If I asked you to give me an example of a hugely successful loyalty program, would you mention Amazon Prime?
After all it doesn’t have the trappings of a stereotypical loyalty program — no points, no tiers, no rewards for transactional frequency or spend.
Yet you should be in no doubt that it was intended to drive loyalty from it’s inception. Vijay Ravindran (former Amazon director of ordering) was at the original kick-off meeting for Prime in the autumn of 2004 and recalled the conversation with Jeff Bezos:
The thing I remember very distinctly is this phrase: “I want to draw a moat around our best customers. We’re not going to take our best customers for granted.”. He said something along the lines of: I’m going to change the psychology of people not looking at the pennies differences between buying on Amazon versus buying somewhere else. And I think that completely changed the mentality. It was brilliant. It made Amazon the default.*
It seems to be doing a job for them too — according to The Future Shopper Report, Amazon Prime members:
- are twice as likely to start their searches on Amazon as those who don't have the service (85% vs 42%)
- spend more with Amazon. 1 in 4 Prime members direct more than half of their online spend to Amazon. For non-members, it is 12%
- believe it’s good value for money (65% of them in fact).

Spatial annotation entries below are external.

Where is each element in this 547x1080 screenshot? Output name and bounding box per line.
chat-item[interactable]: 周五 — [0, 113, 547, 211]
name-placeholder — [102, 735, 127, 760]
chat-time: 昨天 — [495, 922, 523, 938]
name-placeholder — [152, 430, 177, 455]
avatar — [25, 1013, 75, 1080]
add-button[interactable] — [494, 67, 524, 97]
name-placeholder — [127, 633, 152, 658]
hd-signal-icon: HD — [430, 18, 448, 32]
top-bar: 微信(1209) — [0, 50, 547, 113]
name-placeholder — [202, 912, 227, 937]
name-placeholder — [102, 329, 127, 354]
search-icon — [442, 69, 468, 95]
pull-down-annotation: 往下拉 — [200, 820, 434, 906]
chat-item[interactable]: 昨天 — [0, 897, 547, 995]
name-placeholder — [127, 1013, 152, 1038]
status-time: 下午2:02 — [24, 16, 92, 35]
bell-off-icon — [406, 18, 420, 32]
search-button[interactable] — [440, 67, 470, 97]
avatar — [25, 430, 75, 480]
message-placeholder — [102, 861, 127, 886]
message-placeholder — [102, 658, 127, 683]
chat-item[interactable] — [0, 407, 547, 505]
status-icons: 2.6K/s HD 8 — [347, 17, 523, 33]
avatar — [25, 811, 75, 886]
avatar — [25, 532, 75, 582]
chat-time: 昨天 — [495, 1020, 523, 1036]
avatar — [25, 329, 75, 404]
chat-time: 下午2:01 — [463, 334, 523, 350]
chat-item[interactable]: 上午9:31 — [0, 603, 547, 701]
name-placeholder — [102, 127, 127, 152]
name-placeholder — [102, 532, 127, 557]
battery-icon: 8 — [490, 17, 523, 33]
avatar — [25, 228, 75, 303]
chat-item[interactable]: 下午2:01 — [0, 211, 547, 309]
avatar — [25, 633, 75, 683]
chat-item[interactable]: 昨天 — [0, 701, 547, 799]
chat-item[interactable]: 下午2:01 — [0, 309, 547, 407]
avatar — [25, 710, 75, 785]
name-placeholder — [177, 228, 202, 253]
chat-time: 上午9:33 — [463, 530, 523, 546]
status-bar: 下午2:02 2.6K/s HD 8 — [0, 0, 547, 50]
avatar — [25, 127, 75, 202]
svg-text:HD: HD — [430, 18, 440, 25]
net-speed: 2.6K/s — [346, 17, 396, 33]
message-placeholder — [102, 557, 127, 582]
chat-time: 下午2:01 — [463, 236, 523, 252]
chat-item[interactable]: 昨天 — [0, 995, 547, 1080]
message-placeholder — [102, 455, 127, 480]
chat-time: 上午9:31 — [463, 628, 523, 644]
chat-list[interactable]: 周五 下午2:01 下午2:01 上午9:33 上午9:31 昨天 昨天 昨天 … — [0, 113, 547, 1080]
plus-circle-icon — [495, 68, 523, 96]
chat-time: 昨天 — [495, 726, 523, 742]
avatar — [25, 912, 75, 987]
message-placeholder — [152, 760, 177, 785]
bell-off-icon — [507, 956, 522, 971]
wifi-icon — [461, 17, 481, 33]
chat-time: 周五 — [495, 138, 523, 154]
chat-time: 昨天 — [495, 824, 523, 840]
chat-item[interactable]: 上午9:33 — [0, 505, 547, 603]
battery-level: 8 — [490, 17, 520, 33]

Whilst we need to be careful around these numbers because of self-selection (the customers most likely to join Prime are those already most engaged with Amazon), Amazon is a company built on testing and experimentation. They spend millions of dollars on Superbowl TV spots promoting Prime and it’s plastered all over their delivery trucks, packaging and more. Given that I would wager Amazon know Prime is doing the job for which it was designed.
Why does Prime work so well?
You can (and I have) distil why Prime works into three elements that combine to make it successful:
To use an economic term, friction costs. In his book “Inside the Nudge Unit”, David Halpern wrote:
Just as a real weight pushed across a real table will soon grind to a halt as a result of friction, a human impulse to do something soon grinds to a halt when it becomes a hassle.
Amazon have taken this to heart and made it super-easy to order and get your products when and where you want them. Set up your defaults, press a button and you’re away.
The list of benefits Prime members receive is long and, crucially, priced well. We know people see pricing though a relative lense. To quote Dan Ariely from his book ‘Predictably Irrational’:
…humans rarely choose things in absolute terms. We don’t have an internal value meter that tells us how much things are worth. Rather, we focus on the relative advantage of one thing over another, and estimate value accordingly.
If you look at Prime Video on its own, it stacks up next to Netflix from a cost perspective and that’s before everything else thrown in on top.
The variety and depth of benefits also ensure that there are at least a couple of things that interest most people rather than relying on one thing.
The final element is the importance of the cost of the program, whether an annual fee upfront or monthly payment. It is crucial because it plays into the psychology of sunk costs.
People react irrationally in relation to sunk costs. Fans who paid £100 for a concert ticket will drive into a blizzard to get there when fans who got tickets free would think better of it.
This irrationality is driven by loss aversion. Paying £100 for a ticket and not attending feels like losing £100 even though the money has been spent and there’s nothing you can do to get it back. Similarly the more you use something that you have paid for the better you feel about the purchase.
As a result, paying £79 for Prime contributes to customers choosing Amazon over the competition. They want to get value out of that investment or they see it as wasted money.
The bottom line
Amazon identified the idea of engendering a form of loyalty as a business benefit and came at the problem in a really interesting way. They created a hugely valuable proposition for which they could then justify a price which mentally locked in customers.
As with most things Amazon, other retailers have jumped on the bandwagon:
- At GAME the Elite program was launched and has had a really positive impact
- lululemon has been testing a paid-for program since 2018
- CVS in the US launched Carepass that offers free pharmacy delivery and around the clock healthcare access.
If you can tick the boxes shown in this article regarding maybe a paid program could be valuable for you in ensuring customers at least start their purchase journey with you rather than your competitor.